La Nintendo Switch 1, sortie en 2017, reposait sur une puce NVIDIA Tegra X1 qui montrait progressivement ses limites au fil des années. Résolutions modestes, concessions graphiques importantes, framerates parfois instables et temps de chargement plus longs faisaient partie du quotidien de nombreux jeux exigeants.

La Switch 2 améliore nettement la situation. La nouvelle architecture NVIDIA beaucoup plus moderne permet d’obtenir une puissance CPU et GPU sensiblement supérieure. Les temps de chargement sont plus rapides, les résolutions augmentent, les performances globales progressent et plusieurs technologies modernes entrent enfin dans l’équation.

L’un des sujets les plus intéressants reste évidemment le DLSS. Grâce aux technologies d’upscaling de NVIDIA, la console peut produire un rendu visuellement plus ambitieux sans exiger une puissance brute équivalente à celle des grosses consoles de salon concurrentes. Cela permet à Nintendo d’obtenir un équilibre particulièrement intéressant entre mobilité, consommation énergétique et qualité visuelle.

Concrètement, la Switch 2 ne joue plus du tout dans la même catégorie que la Switch 1 sur le plan technique.

Comment la Switch 2 se compare-t-elle aux autres consoles ?

La comparaison devient plus nuancée lorsqu’on place la machine face aux autres acteurs du marché.

Face à la Switch 1, le saut générationnel est évident. La nouvelle machine est plus moderne, plus fluide, plus confortable et nettement mieux armée pour encaisser les productions actuelles.

Face au Steam Deck, la discussion devient plus intéressante. Valve conserve plusieurs avantages importants : ouverture de l’écosystème PC, immense bibliothèque Steam, mods, réglages avancés et polyvalence globale. Mais Nintendo conserve des forces très difficiles à reproduire ailleurs : simplicité d’usage, expérience console immédiate, optimisation first-party et catalogue d’exclusivités.
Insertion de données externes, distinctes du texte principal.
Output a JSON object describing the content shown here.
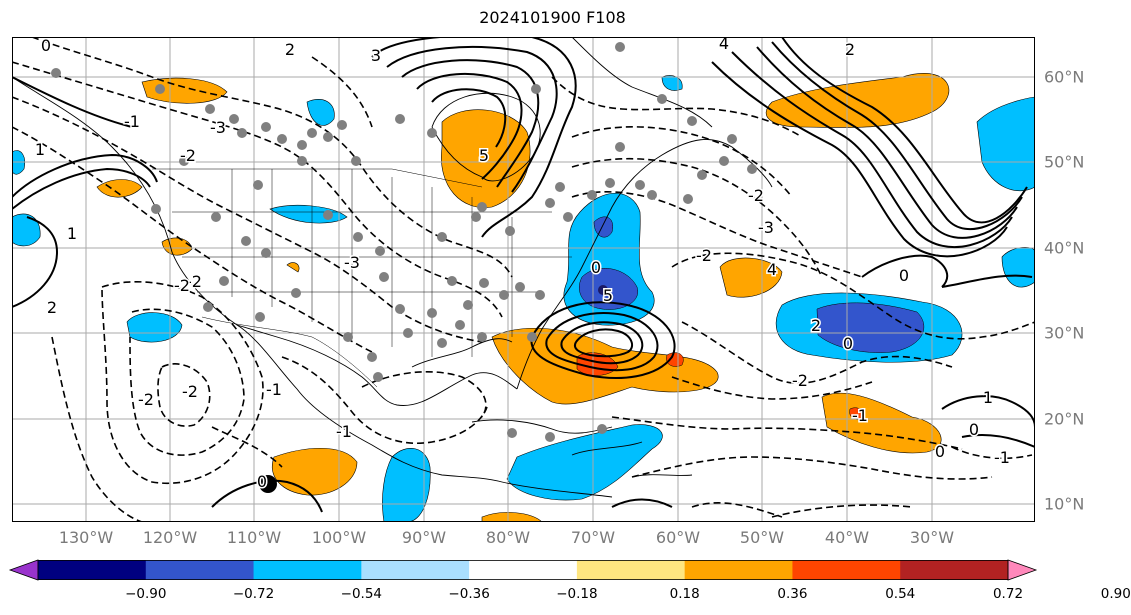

Face à une PlayStation 5 ou une Xbox Series X, il faut rester honnête : la Switch 2 ne cherche pas à gagner la bataille de la puissance brute. Sony et Microsoft restent devant sur plusieurs points, notamment la puissance GPU, certaines capacités de ray tracing, la résolution native ou les performances pures sur les productions les plus lourdes.

Nintendo joue une autre carte. La proposition repose toujours sur le format hybride, la mobilité, les exclusivités maison et une approche plus accessible du jeu vidéo.

Alors, fallait-il craquer pour la Switch 2 ?

Presque un an après son lancement, la réponse dépend encore beaucoup du profil du joueur.

Pour un public déjà fortement attaché à l’univers Nintendo, la console paraît aujourd’hui beaucoup plus facile à recommander qu’au moment de sa sortie. Le catalogue commence à prendre forme, la technique progresse sensiblement par rapport à la Switch originale et l’expérience hybride reste extrêmement séduisante.

Pour les joueurs davantage orientés puissance brute, gros AAA multi-plateformes ou écosystème PC, l’achat peut encore sembler moins évident, surtout si une PS5, une Xbox Series X ou un PC gaming occupent déjà le salon.

Mais une chose paraît assez claire aujourd’hui : la Switch 2 ressemble de moins en moins à une simple Switch légèrement améliorée. Presque un an après son lancement, Nintendo a commencé à montrer que sa nouvelle génération possède bien une identité propre, à condition d’adhérer à la philosophie particulière de la marque.